O ex-homem forte do Paraguai vive em Brasília desde 1989, quando um golpe militar provocou sua saída do país.
Em declarações à Associated Press, Almada afirmou que "em 31 deste mês vence o asilo outorgado pelo Brasil a Stroessner. Pedi ao presidente (Fernando Henrique) Cardoso que não renove esse privilégio e que o expulse porque é um delinquente comum".
Ele acusou o general da reserva de ser culpado por graves violações aos direitos humanos durante seu governo, entre 1954 e 1989, quando seu consogro, o falecido general Andrés Rodríguez, o derrubou do poder.
Almada, um ex-preso político, ganhou notoriedade em 1991, quando descobriu o arquivo da policía política de Stroessner. Cerca de três toneladas de documentos secretos estavam enterradas no pátio de uma propriedade da Polícia Nacional.

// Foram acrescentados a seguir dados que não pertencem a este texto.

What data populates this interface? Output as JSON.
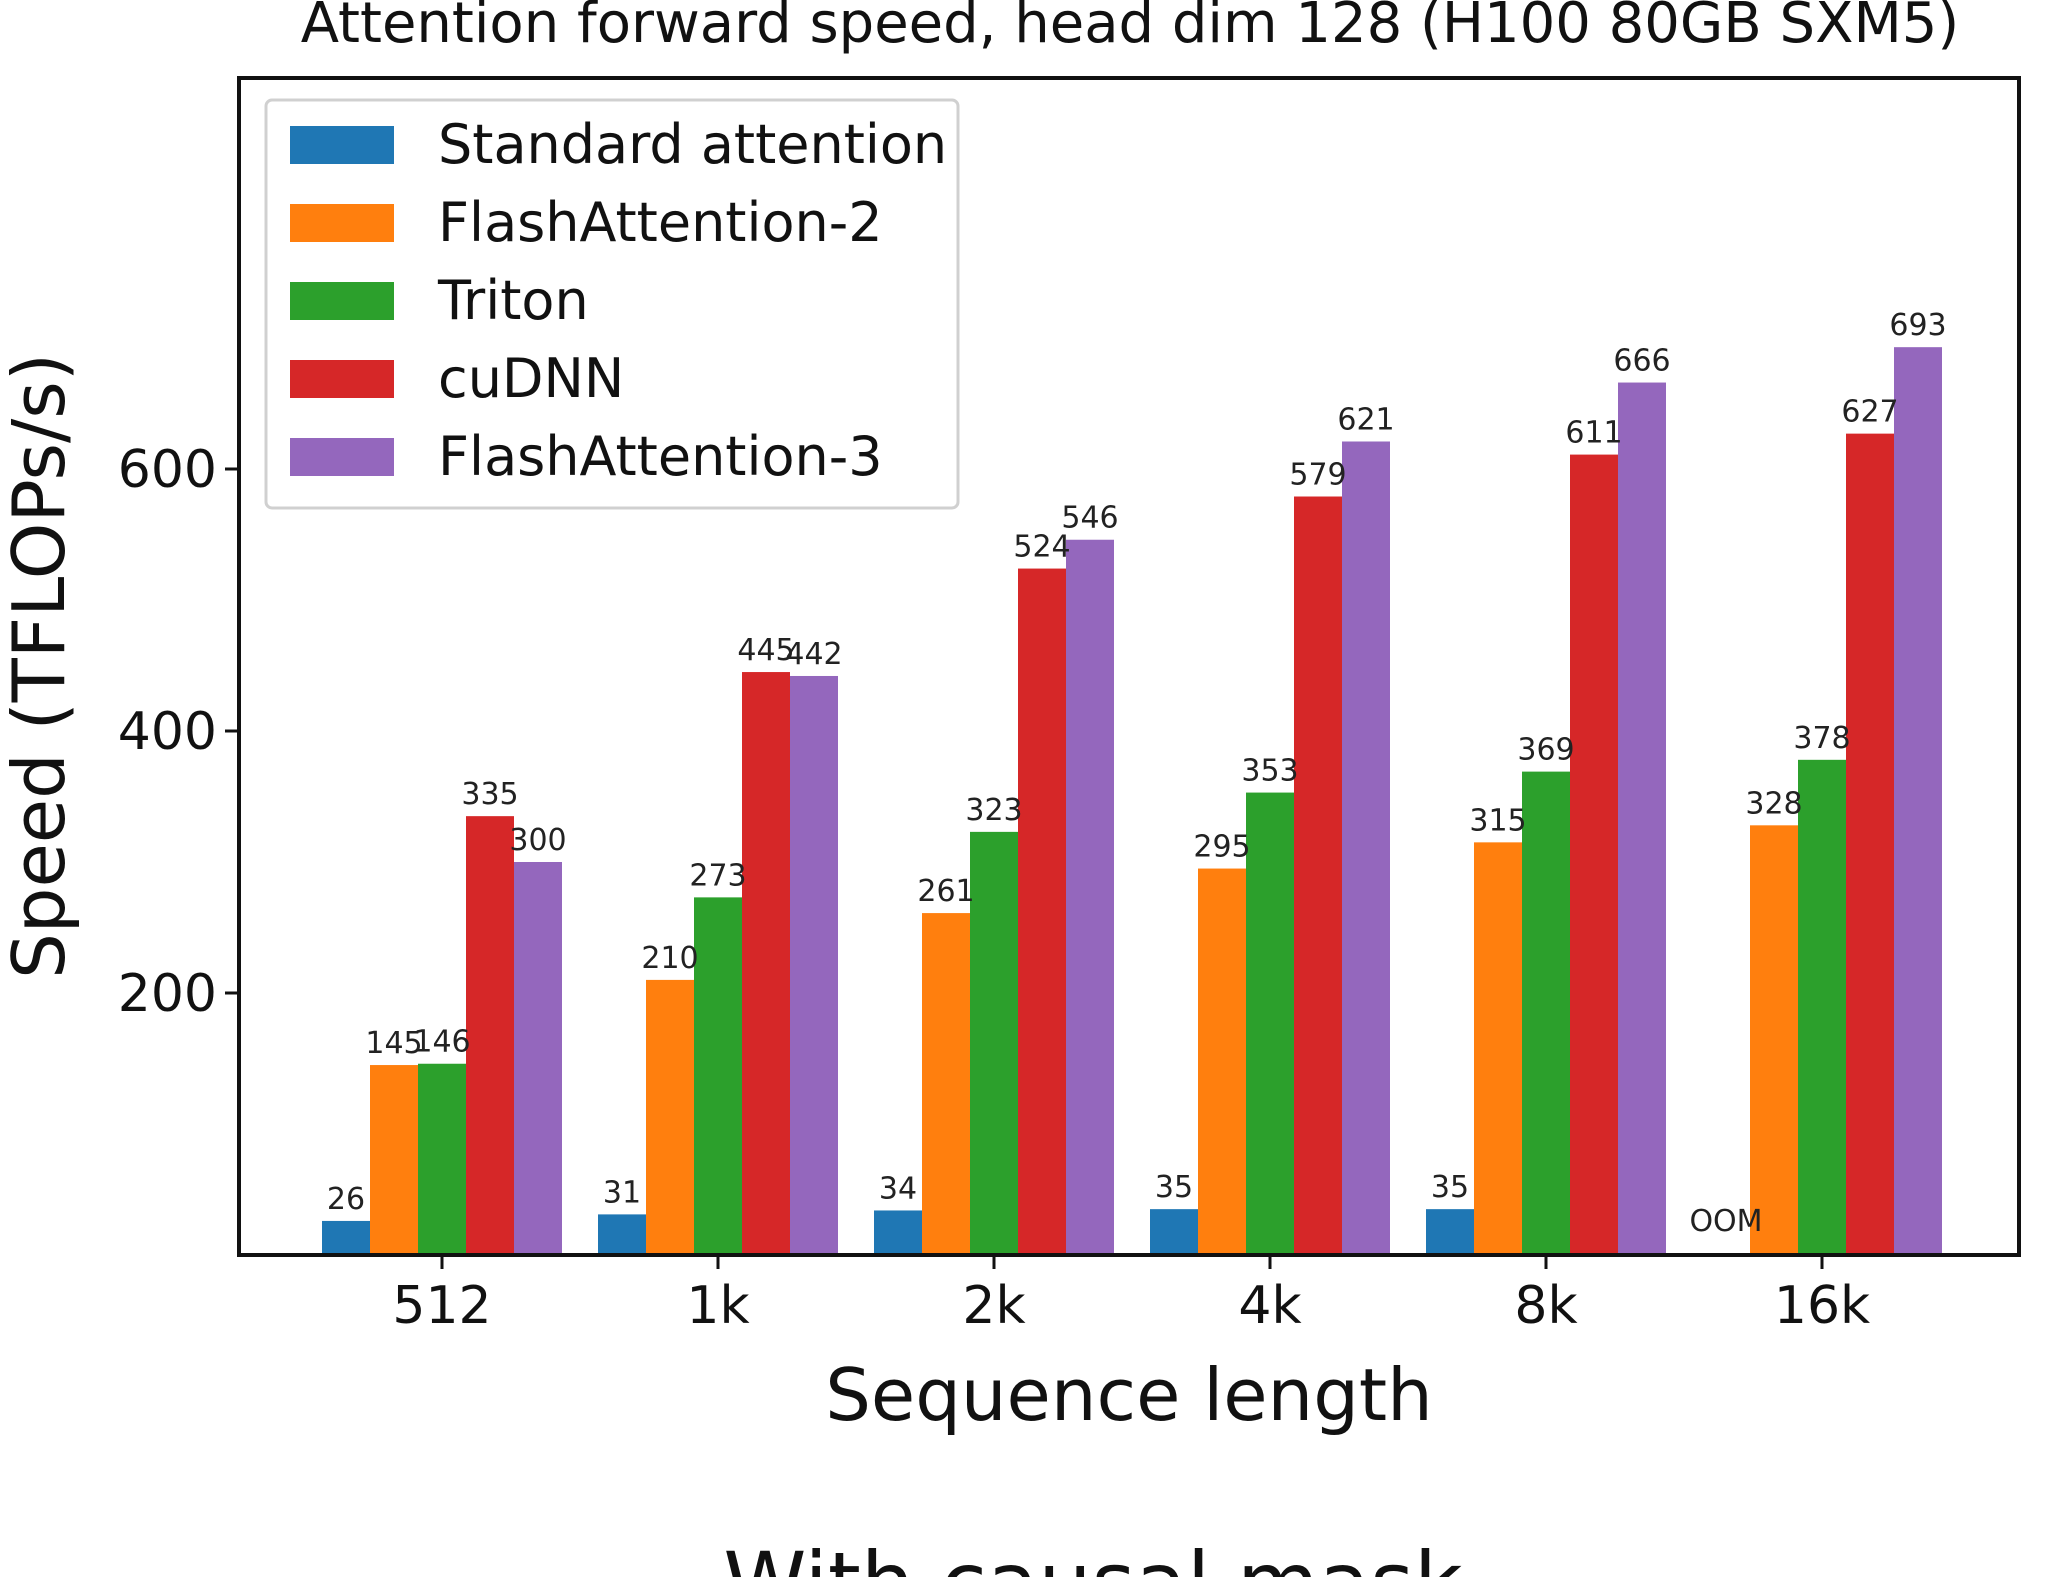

Almada disse que Stroessner, apesar de seus 87 anos, "deve pagar por seus crimes em uma prisão paraguaia. Há vários processos contra ele e, em meu caso, o denunciei pela morte de minha esposa Celestina Pérez, morta em 1976 por torturas psicológicas.
"Como eu estava preso e incomunicável sem ordem judicial, os policiais telefonavam para minha esposa dizendo que eu estava morto."

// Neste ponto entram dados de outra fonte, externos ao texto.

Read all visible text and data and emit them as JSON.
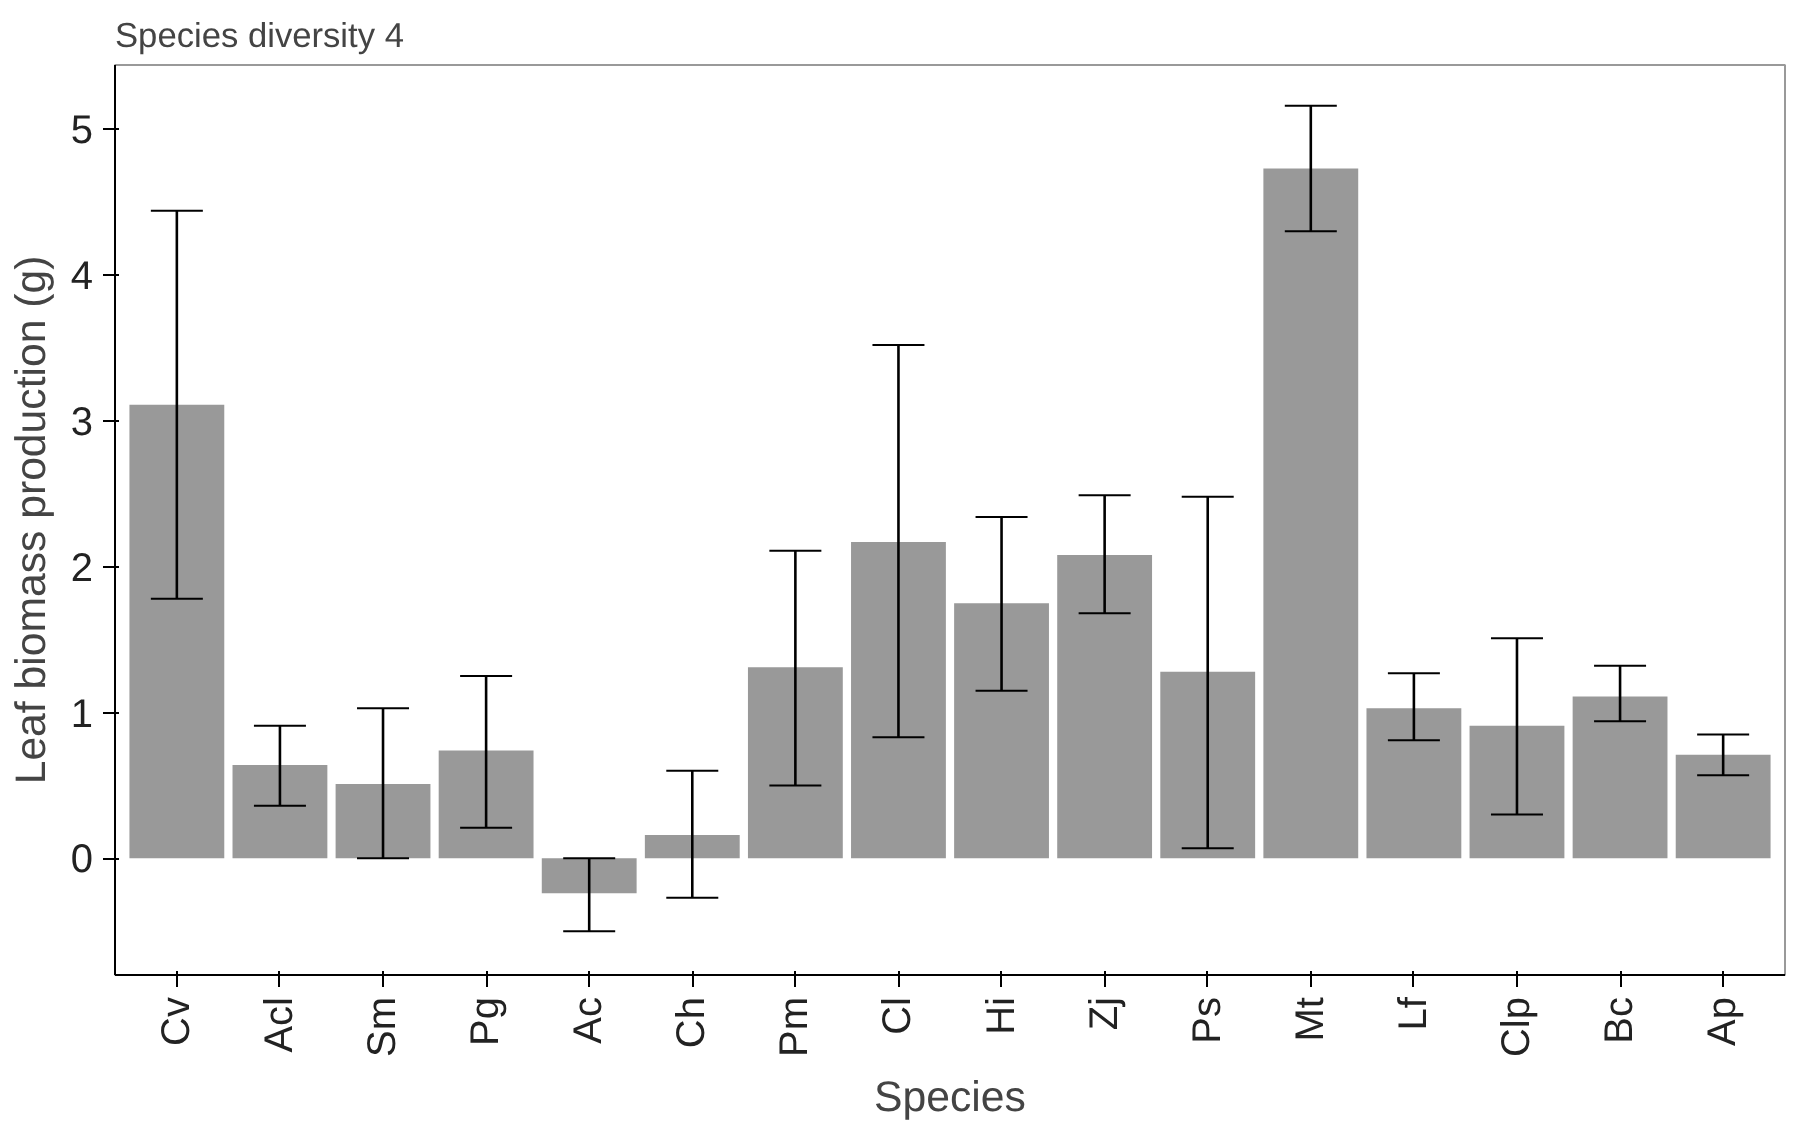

Uma ordem de captura está vigente contra Stroessner. Ela foi emitida em 1991 pelo então juiz Félix Silva Monges, que o declarou réu rebelde, foragido e contumaz por não apresentar-se para declarar no processo que investiga a morte dos irmãos Benjamín e Rodolfo Ramírez Villalba.
Ambos foram integrantes de uma agremiação supostamente guerrilheira denominada Organização Política Militar (OPM), que nos anos 70 arquitetou a derrubada de Stroessner. Os irmãos foram presos em 1976 pela polícia secreta e estão desaparecidos desde então.